My biggest qualm with the movie came towards the end. After only narrowly avoiding a catastrophic nuclear war that probably would have commenced WWIII, the President receives word that various global leaders have agreed to his peace policy. There is no way that after being threatened and targeted leaders of the Middle East would suddenly agree to peaceful terms after hearing it was all one big misunderstanding. If anything, something like that would create more skepticism, not trust. I think that should have been put in the deleted scenes folder or left in the edit bay on the cutting room floor.

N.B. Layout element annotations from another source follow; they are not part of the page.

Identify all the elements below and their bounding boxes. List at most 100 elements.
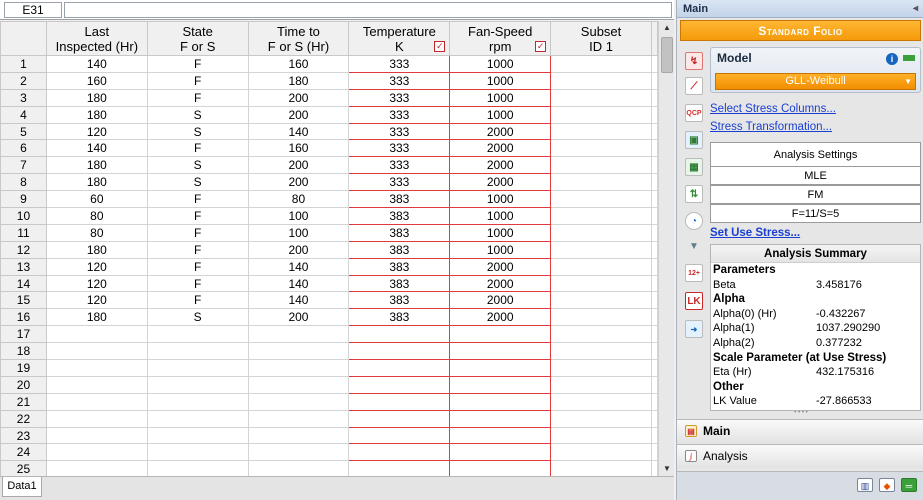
table-cell[interactable]: 2000	[449, 173, 552, 192]
row-number[interactable]: 20	[0, 375, 47, 394]
stress-column-checkbox[interactable]: ✓	[434, 41, 446, 52]
data-grid[interactable]: Last Inspected (Hr) State F or S Time to F or…	[0, 21, 658, 476]
table-cell[interactable]: 200	[247, 308, 350, 327]
info-icon[interactable]: i	[886, 53, 898, 65]
table-cell[interactable]	[449, 443, 552, 462]
row-number[interactable]: 3	[0, 88, 47, 107]
table-cell[interactable]	[348, 325, 451, 344]
stress-transformation-link[interactable]: Stress Transformation...	[710, 121, 832, 133]
table-cell[interactable]	[348, 375, 451, 394]
table-cell[interactable]: 1000	[449, 105, 552, 124]
table-cell[interactable]	[348, 409, 451, 428]
table-cell[interactable]: F	[146, 207, 249, 225]
table-cell[interactable]: F	[146, 274, 249, 293]
table-cell[interactable]	[550, 122, 652, 141]
row-number[interactable]: 23	[0, 426, 47, 445]
table-cell[interactable]: 333	[348, 139, 451, 158]
table-cell[interactable]	[550, 55, 652, 73]
table-cell[interactable]: 200	[247, 105, 350, 124]
plot-icon[interactable]: ⟋	[685, 77, 703, 95]
table-cell[interactable]: 2000	[449, 274, 552, 293]
table-cell[interactable]: 383	[348, 223, 451, 242]
table-cell[interactable]	[449, 409, 552, 428]
calculate-icon[interactable]: ↯	[685, 52, 703, 70]
table-cell[interactable]	[45, 426, 148, 445]
model-select[interactable]: GLL-Weibull ▼	[715, 73, 916, 90]
table-cell[interactable]	[247, 342, 350, 361]
table-cell[interactable]	[146, 426, 249, 445]
sheet-tab-data1[interactable]: Data1	[2, 477, 42, 497]
table-cell[interactable]	[45, 460, 148, 476]
row-number[interactable]: 10	[0, 207, 47, 225]
table-cell[interactable]	[449, 342, 552, 361]
table-cell[interactable]	[550, 359, 652, 377]
table-cell[interactable]: 120	[45, 122, 148, 141]
table-cell[interactable]: 383	[348, 207, 451, 225]
table-cell[interactable]: F	[146, 55, 249, 73]
table-cell[interactable]	[45, 443, 148, 462]
table-cell[interactable]	[146, 409, 249, 428]
table-cell[interactable]	[449, 392, 552, 411]
table-cell[interactable]	[247, 460, 350, 476]
row-number[interactable]: 16	[0, 308, 47, 327]
row-number[interactable]: 24	[0, 443, 47, 462]
table-cell[interactable]: 383	[348, 190, 451, 209]
table-cell[interactable]: 333	[348, 122, 451, 141]
table-cell[interactable]	[247, 443, 350, 462]
nav-analysis[interactable]: ⅉ Analysis	[677, 444, 923, 468]
table-cell[interactable]	[348, 426, 451, 445]
table-cell[interactable]: 2000	[449, 156, 552, 175]
table-cell[interactable]: 333	[348, 105, 451, 124]
transfer-icon[interactable]: ⇅	[685, 185, 703, 203]
table-cell[interactable]	[550, 426, 652, 445]
table-cell[interactable]: 1000	[449, 88, 552, 107]
table-cell[interactable]	[550, 71, 652, 90]
table-cell[interactable]	[550, 291, 652, 310]
table-cell[interactable]: 100	[247, 223, 350, 242]
table-cell[interactable]: 180	[247, 71, 350, 90]
table-cell[interactable]: 2000	[449, 291, 552, 310]
batch-icon[interactable]: ▦	[685, 158, 703, 176]
table-cell[interactable]: 1000	[449, 240, 552, 259]
table-cell[interactable]: F	[146, 88, 249, 107]
table-cell[interactable]	[550, 460, 652, 476]
table-cell[interactable]: F	[146, 257, 249, 276]
table-cell[interactable]	[45, 375, 148, 394]
analysis-setting-format[interactable]: FM	[710, 185, 921, 204]
table-cell[interactable]: 200	[247, 240, 350, 259]
table-cell[interactable]: 80	[247, 190, 350, 209]
table-cell[interactable]	[550, 375, 652, 394]
row-number[interactable]: 13	[0, 257, 47, 276]
table-cell[interactable]	[45, 392, 148, 411]
table-cell[interactable]: 120	[45, 274, 148, 293]
resize-grip-icon[interactable]: • • • •	[789, 410, 813, 416]
table-cell[interactable]: 333	[348, 173, 451, 192]
scroll-down-icon[interactable]: ▼	[659, 462, 675, 476]
table-cell[interactable]: F	[146, 190, 249, 209]
table-cell[interactable]	[550, 156, 652, 175]
table-cell[interactable]	[550, 274, 652, 293]
table-cell[interactable]: 333	[348, 88, 451, 107]
table-cell[interactable]: 383	[348, 257, 451, 276]
row-number[interactable]: 25	[0, 460, 47, 476]
row-number[interactable]: 8	[0, 173, 47, 192]
table-cell[interactable]	[247, 409, 350, 428]
table-cell[interactable]: S	[146, 173, 249, 192]
table-cell[interactable]: 180	[45, 240, 148, 259]
minimize-panel-icon[interactable]: ═	[901, 478, 917, 492]
table-cell[interactable]	[449, 375, 552, 394]
table-cell[interactable]	[247, 392, 350, 411]
column-header-2[interactable]: State F or S	[146, 21, 249, 56]
table-cell[interactable]: 333	[348, 71, 451, 90]
row-number[interactable]: 17	[0, 325, 47, 344]
table-cell[interactable]: 200	[247, 156, 350, 175]
table-cell[interactable]	[550, 223, 652, 242]
table-cell[interactable]	[146, 443, 249, 462]
table-cell[interactable]	[550, 308, 652, 327]
select-stress-columns-link[interactable]: Select Stress Columns...	[710, 103, 836, 115]
table-cell[interactable]: 2000	[449, 122, 552, 141]
table-cell[interactable]	[348, 460, 451, 476]
nav-main[interactable]: ▤ Main	[677, 419, 923, 443]
table-cell[interactable]	[247, 375, 350, 394]
number-icon[interactable]: 12+	[685, 264, 703, 282]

Ravishing 1080p high definition transfer from Sony. Cinematographer Anna Foerster weaves a variety of complex visuals to enhance the mood of the movie, and not a moment was lost thanks to the brilliance in clarity. Stunning color throughout, whether it was an overexposed action sequence or a darkly lit shadowed interior. Every nuanced expression and dirty smudge from the actors fight scenes could be seen in excruciating detail. Most of the special effects bloomed brilliantly on screen, the action is well lit and detailed oriented with hardly any of the usual CGI disappointments.
A thoughtfully accomplished sound track delivered in 5.1 DTS-HD Master Audio. Well crafted to explode with the action packed sequences, yet retain some qualities of natural ambience. Dialogue was clear and well mixed, from the interior echoes of voices in the White House to the exterior frenzied chaos. Ear shattering gun fire is delivered right into your home along with huge explosions (it makes for excellent surround sound). Overall well done musical underscore. Though I found including Beethoven’s Fifth was a little cheesy, it also added a lighthearted comedic note while emphasizing the dramatic point it was trying to make.
– A Dynamic Duo: cast and crew talk up the easy chemistry between Jamie Foxx and Channing Tatum
-Men of Action: all about the stunts and the men who perform them (including Tatum).
-Meet the Insiders: a look at how the film was cast, who made what choices, etc.
-Ronald Emmerich Upping the Ante: cast and crew talk openly about the director and his big ideas.
-Gag Reel: laugh out loud on-set moments
-The Inside Story: goes through the steps of bringing the film to life and the challenges faced. Tatum was only available for 10 weeks which presented a challenge in terms of time.
-The Beast: a detailed look at the presidential limo and the process of creating and using it.
-The Full Arsenal: a thorough examination of the weapons used in the film from the 40,000lb tank to every imaginable gun. Everyday an average of 500 to 600 rounds were fired.
-Presidential Treatment: bringing the script to life given the challenges presented in recreating the White House.
-Crashing the Oval Office: detailed look at the production design that went into recreating the Oval Office and then crashing a car into it.
-Drowning the Beast: goes over the complex logistics of creating this scene on a stage and using an exact scale pool.
-Recreating the White House: a close examination of the White House sets, what details were known and which were guessed at.
-VFX Boundaries Down: discusses the use of an “in-cam” prototype to assist with visual effects while filming.
-Lights, Camera, Heart-Pumping Action: an up close and personal look at the impact of cinematographer, Anna Foerster.
-UltraViolet Digital copy
Aurora Snow Says:
A typical over the top action movie with plenty of testosterone-fueled gun fights and explosions. A well cast movie with some top notch performances. Approach this with the same sense of humor employed on screen and you won’t be disappointed, but if you’re looking for a serious action movie this isn’t it.